Could a computer fitted with AI software take an IQ test?

And what would happen? What would it show? Clearly, AI is already being used in many applications. Is it possible to measure the strength of that intelligence using IQ tests? How do these concepts go together? i.e. intelligence testing and artificial intelligence.

IQ tests require too much general-purpose real world knowledge for any existing AI to perform well. There’s an article in the March 2017 Scientific American about improved versions of the Turing Test to distinguish AIs from humans. It mentions that experiments have been done where AIs have been given some of the same standardized written tests given to elementary school students. A system called Aristo can score about 75 percent (not a passing grade) on fourth-grade science tests, but it only does that well on multiple-choice questions without diagrams. The Aristo researchers say “no system to date comes even close to passing a full 4th grade science exam”. AIs would perform even more poorly on general IQ (not science) tests.
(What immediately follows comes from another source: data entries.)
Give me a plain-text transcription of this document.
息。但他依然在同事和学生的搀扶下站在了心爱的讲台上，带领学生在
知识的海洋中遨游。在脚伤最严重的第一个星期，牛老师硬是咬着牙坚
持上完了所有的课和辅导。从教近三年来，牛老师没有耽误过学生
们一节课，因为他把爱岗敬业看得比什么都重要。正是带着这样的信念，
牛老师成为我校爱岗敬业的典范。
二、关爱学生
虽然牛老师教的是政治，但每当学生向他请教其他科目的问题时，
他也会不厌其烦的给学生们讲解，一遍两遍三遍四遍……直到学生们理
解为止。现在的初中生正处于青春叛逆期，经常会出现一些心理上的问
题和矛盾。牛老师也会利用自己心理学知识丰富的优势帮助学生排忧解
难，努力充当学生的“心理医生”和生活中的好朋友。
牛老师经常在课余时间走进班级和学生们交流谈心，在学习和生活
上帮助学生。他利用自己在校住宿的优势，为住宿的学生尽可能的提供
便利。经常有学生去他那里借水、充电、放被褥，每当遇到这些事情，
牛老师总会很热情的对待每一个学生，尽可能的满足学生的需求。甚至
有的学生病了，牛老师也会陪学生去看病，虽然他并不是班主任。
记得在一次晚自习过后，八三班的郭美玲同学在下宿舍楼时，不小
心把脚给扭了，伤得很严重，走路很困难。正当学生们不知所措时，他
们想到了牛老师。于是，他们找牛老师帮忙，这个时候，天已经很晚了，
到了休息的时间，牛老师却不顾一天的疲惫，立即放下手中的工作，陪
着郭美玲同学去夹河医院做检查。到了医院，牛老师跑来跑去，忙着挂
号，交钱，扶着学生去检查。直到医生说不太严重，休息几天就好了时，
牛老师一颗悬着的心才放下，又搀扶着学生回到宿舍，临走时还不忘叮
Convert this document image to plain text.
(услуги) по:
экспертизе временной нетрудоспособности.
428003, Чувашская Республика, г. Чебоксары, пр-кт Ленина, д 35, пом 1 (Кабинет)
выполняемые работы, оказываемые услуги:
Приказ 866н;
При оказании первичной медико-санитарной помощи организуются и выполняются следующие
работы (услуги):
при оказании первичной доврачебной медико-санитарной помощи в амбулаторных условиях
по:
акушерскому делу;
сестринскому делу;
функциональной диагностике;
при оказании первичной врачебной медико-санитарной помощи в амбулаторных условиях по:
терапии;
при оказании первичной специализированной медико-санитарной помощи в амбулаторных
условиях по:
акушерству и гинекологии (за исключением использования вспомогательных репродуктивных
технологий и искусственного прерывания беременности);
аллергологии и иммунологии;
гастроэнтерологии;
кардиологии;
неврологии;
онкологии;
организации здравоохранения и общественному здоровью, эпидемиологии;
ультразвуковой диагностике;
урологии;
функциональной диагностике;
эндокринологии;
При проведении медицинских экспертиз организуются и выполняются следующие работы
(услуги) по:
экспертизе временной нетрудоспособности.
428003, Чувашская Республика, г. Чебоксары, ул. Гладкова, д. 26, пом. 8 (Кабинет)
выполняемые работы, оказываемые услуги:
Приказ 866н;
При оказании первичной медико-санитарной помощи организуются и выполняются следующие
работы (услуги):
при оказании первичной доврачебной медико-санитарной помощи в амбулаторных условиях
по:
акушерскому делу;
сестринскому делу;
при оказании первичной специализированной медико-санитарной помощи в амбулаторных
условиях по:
I’d suggest it would show an impressive advance in natural language and visual input processing.

IBM Watson is probably the closest system to being able to handle the textual elements of an IQ test. I think it would do fairly well. But it would completely fail at the visual test elements of a standard IQ test, or any non-textual reasoning.

Artificial Intelligence covers a wide range of computer technologies, and most don’t match with human expectations of intelligence. Real-world AI applications are narrowly focused to a single problem space with controlled input management (and can be very impressive in that space) but there are no general solutions in the way that human brains are a general problem solving engine.
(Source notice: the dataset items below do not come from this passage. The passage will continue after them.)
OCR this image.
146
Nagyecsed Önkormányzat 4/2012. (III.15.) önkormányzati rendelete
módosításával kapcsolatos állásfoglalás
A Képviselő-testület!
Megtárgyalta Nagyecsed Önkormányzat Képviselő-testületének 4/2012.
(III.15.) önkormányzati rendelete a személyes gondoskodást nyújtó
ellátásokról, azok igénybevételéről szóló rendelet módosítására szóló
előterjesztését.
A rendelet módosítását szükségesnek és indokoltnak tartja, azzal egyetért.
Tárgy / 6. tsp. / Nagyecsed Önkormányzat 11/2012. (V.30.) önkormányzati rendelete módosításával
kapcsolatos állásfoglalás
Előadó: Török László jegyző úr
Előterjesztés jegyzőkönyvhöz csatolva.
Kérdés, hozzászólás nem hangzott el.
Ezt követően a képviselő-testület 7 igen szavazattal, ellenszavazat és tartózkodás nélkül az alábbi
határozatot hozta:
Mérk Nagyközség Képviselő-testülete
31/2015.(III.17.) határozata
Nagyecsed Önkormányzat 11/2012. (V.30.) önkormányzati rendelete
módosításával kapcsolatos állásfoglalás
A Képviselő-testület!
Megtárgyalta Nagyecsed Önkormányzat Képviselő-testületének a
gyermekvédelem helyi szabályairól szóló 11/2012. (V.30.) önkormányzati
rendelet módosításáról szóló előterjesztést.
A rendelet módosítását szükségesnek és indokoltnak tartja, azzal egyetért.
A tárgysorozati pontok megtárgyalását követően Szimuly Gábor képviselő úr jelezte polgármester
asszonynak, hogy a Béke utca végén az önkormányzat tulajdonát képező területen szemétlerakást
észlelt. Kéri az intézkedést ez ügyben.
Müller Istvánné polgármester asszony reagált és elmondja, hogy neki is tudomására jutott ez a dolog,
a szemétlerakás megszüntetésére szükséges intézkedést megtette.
So the answer is no - Artificial Intelligence cannot currently pass (or even take) an intelligence test.
Sometimes the AI application in a specific problem space can be compared to human performance in that space, but it is a very limited comparison.

Depends on what the test is.

Ah, excellent find. Thank you. Of course, now I’m stuck on this ridiculous side-trip:

Which is the odd one out? (i) calm, (ii) quiet, (iii) relaxed, (iv) serene, (v) unruffled.
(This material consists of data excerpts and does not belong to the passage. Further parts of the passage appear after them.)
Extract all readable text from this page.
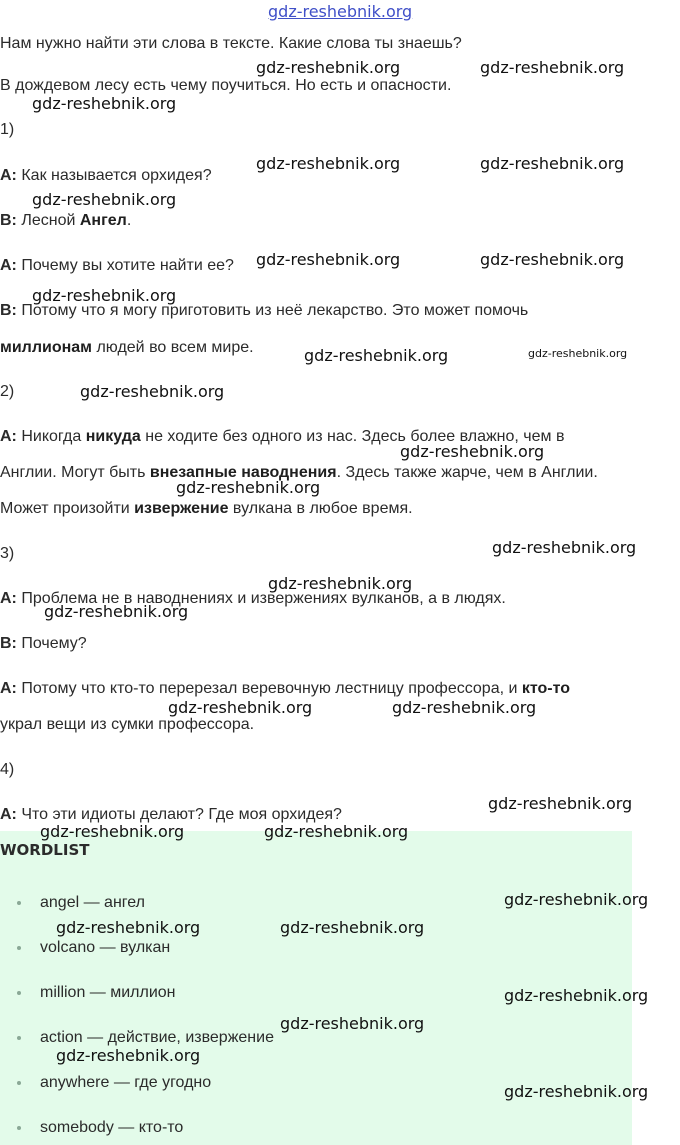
gdz-reshebnik.org
Нам нужно найти эти слова в тексте. Какие слова ты знаешь?
В дождевом лесу есть чему поучиться. Но есть и опасности.
1)
A: Как называется орхидея?
B: Лесной Ангел.
A: Почему вы хотите найти ее?
B: Потому что я могу приготовить из неё лекарство. Это может помочь
миллионам людей во всем мире.
2)
A: Никогда никуда не ходите без одного из нас. Здесь более влажно, чем в
Англии. Могут быть внезапные наводнения. Здесь также жарче, чем в Англии.
Может произойти извержение вулкана в любое время.
3)
A: Проблема не в наводнениях и извержениях вулканов, а в людях.
B: Почему?
A: Потому что кто-то перерезал веревочную лестницу профессора, и кто-то
украл вещи из сумки профессора.
4)
A: Что эти идиоты делают? Где моя орхидея?
WORDLIST
angel — ангел
volcano — вулкан
million — миллион
action — действие, извержение
anywhere — где угодно
somebody — кто-то
gdz-reshebnik.org	gdz-reshebnik.org
gdz-reshebnik.org
gdz-reshebnik.org	gdz-reshebnik.org
gdz-reshebnik.org
gdz-reshebnik.org	gdz-reshebnik.org
gdz-reshebnik.org
gdz-reshebnik.org	gdz-reshebnik.org
gdz-reshebnik.org
gdz-reshebnik.org
gdz-reshebnik.org
gdz-reshebnik.org
gdz-reshebnik.org
gdz-reshebnik.org
gdz-reshebnik.org	gdz-reshebnik.org
gdz-reshebnik.org
gdz-reshebnik.org	gdz-reshebnik.org
gdz-reshebnik.org
gdz-reshebnik.org	gdz-reshebnik.org
gdz-reshebnik.org
gdz-reshebnik.org
gdz-reshebnik.org
gdz-reshebnik.org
Current AIs are not general-application devices. They can be trained on a certain problem space and then will perform at varying rates based on it.

IQ tests mix a wide variety of different tests for different aspects of how the brain can approach a problem. There might be a problem for guessing the next number in a sequence of numbers, or counting stacked blocks and guessing how many are behind those that are readily visible, assuming gravity, etc.

You would need to train the AI to handle each of these types of problems separately, over a variety of examples of each. If you did that, then it should be able to perform fairly well.

I understand that all of the knowledge-type tests (“What language did they speak in ancient Rome?”) have been removed from modern tests, as that isn’t what an IQ test is meant to test for.

I’ll go with (ii) quiet as being the different one. I can be scared speechless, and thus technically ‘quiet’ – I don’t think the same can be said of the others.

Ditto for “quiet.” The others are emotional states.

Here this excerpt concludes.